RAID1 repair issue with 2.6.16.36 kernel

linux-raid.vger.kernel.org archive mirror
 help / color / mirror / Atom feed

* RAID1 repair issue with 2.6.16.36 kernel
@ 2007-01-08 11:49 Michel Lespinasse
  2007-01-08 15:06 ` Mike Hardy
  2007-01-08 19:45 ` Richard Scobie
  0 siblings, 2 replies; 3+ messages in thread
From: Michel Lespinasse @ 2007-01-08 11:49 UTC (permalink / raw)
  To: linux-raid

Hi,

I'm hitting a small issue with a RAID1 array and a 2.6.16.36 kernel.

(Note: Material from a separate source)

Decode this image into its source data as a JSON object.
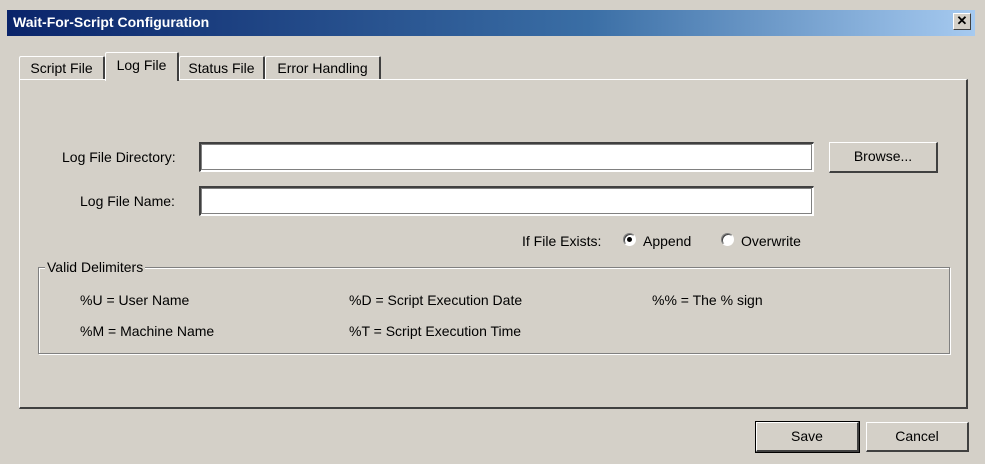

Debian's mdadm package has a checkarray process which runs monthly and
checks the RAID arrays. Among other things, this process does an
echo check > /sys/block/md1/md/sync_action . Looking into my RAID1
array, I noticed that /sys/block/md1/md/mismatch_cnt was set to 128 -
so there is a small amount of unsynchronized blocks in my RAID1 partition.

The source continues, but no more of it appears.